Medical cannabis is becoming increasingly liberalised across Europe, especially in high-income western countries such as Germany, the Netherlands, Italy and Switzerland.
More recently, access has been opening up in France and the UK, with a trial access scheme underway in France and an increasing number of patients obtaining cannabis medication in the UK, as registered by ProjectTwenty21 and the new NHS registry of cannabis patients.
While Spain was among the first countries in Europe to decriminalise the personal use of cannabis, regulations on medical cannabis are trailing behind much of western and central Europe. Outdated laws around access to medical cannabis are still preventing patients from obtaining legal medical products other than a limited set of pharmaceutical cannabinoid products such as Sativex and Epydiolex. This is despite the fact that over 90% of the public support the legalisation of medical cannabis in Spain according to a recent survey by the Center for Sociological Research.
A ground-breaking vote
Today, the committee of the Spanish Congress voted in favour of a proposal filed by the Grupo Parlamentario Vasco (Basque Parliamentary Group), with the support of several groups, including the Observatario España de Cannabis Medicinal (Spanish Medicinal Cannabis Observer). The proposal, which was voted in by a majority of 20 votes in favour versus 14 against, establishes a subcommittee which will investigate the effects of regulated medical cannabis systems in other countries. The stated aims include ‘Giving a voice and listening to experiences of others and to everything that can enrich our own reflection: the legal bases, scientific evidence and technical difficulties for its implementation (of medical cannabis access)’.

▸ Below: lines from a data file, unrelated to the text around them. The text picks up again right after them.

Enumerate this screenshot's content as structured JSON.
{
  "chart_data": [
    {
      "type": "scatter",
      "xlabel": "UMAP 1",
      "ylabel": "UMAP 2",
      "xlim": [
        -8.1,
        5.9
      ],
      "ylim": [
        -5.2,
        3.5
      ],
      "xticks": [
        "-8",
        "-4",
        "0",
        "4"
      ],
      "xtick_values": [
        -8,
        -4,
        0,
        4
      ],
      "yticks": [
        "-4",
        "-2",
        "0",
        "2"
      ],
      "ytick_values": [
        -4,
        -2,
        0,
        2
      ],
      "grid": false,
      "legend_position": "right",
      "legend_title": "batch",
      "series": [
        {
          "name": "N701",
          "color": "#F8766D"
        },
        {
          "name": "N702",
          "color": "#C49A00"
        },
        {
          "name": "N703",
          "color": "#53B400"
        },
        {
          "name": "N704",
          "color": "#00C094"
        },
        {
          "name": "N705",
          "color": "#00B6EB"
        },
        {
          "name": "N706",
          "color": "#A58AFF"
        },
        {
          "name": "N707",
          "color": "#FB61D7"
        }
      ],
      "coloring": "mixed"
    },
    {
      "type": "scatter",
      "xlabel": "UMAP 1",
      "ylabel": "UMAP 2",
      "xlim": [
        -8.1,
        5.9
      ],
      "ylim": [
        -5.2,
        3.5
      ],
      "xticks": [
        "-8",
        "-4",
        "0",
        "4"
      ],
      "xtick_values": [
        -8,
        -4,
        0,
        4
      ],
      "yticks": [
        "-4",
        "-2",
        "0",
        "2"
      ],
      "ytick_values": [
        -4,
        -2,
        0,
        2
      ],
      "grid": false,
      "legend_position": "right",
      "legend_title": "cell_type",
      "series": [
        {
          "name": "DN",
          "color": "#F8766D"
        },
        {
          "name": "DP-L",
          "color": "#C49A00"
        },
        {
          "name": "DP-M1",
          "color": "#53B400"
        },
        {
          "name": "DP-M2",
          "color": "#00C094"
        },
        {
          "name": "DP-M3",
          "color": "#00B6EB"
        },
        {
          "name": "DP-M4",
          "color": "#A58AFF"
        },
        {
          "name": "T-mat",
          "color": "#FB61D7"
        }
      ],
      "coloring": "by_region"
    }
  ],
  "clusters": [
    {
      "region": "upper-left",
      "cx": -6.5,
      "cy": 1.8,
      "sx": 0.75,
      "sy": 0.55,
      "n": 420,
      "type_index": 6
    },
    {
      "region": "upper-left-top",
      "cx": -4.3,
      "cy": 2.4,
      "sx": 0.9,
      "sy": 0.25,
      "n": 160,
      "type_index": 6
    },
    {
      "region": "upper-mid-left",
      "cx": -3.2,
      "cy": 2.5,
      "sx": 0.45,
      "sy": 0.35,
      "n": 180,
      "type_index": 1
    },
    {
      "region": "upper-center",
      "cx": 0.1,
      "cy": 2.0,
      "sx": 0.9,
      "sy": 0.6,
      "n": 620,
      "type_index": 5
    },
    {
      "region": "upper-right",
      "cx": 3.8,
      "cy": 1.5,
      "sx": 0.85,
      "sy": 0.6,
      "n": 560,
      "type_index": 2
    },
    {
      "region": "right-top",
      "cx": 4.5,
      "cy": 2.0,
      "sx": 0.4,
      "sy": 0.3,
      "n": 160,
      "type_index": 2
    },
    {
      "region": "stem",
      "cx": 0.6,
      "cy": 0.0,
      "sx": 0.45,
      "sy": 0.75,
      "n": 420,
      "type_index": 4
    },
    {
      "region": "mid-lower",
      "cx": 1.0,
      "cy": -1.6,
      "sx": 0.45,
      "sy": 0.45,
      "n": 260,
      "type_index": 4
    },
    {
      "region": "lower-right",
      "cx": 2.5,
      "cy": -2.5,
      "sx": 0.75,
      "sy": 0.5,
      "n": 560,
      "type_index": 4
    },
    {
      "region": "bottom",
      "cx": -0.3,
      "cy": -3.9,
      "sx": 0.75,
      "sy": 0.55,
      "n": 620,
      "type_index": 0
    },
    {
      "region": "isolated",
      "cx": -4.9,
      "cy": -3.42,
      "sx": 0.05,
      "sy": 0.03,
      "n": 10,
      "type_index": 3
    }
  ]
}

The proposal was filed subsequent to a statement by the Spanish government that ‘the decision to create programmes for the use of cannabis for therapeutic purposes in Spain will be taken, where appropriate, weighing the evidence that exists on its effectiveness of therapeutic treatment and the adverse effects of the use of cannabis’.
The new subcommittee has the following formal purposes:
- To analyse the experiences of other governments that have regulated medical cannabis access schemes. This will be completed with the input of foreign government personnel and other experts in the field.
- To produce a report with proposals for the best practices in the control of medical cannabis in Spain. The report will be completed and presented by the subcommittee within six months of the initiation of the project. The report will be appraised by the Health and Consumer Affairs Commission before being sent for further consideration to the Spanish Congress.
A copy of the official proposal is available here, in Spanish.
As such, the creation of the subcommittee represents an important first step in the liberalisation of medical cannabis by the Spanish government. This move could open up the path to medical cannabis access in Spain in the coming years. The country currently remains as the largest country in Europe without some form of medical cannabis access.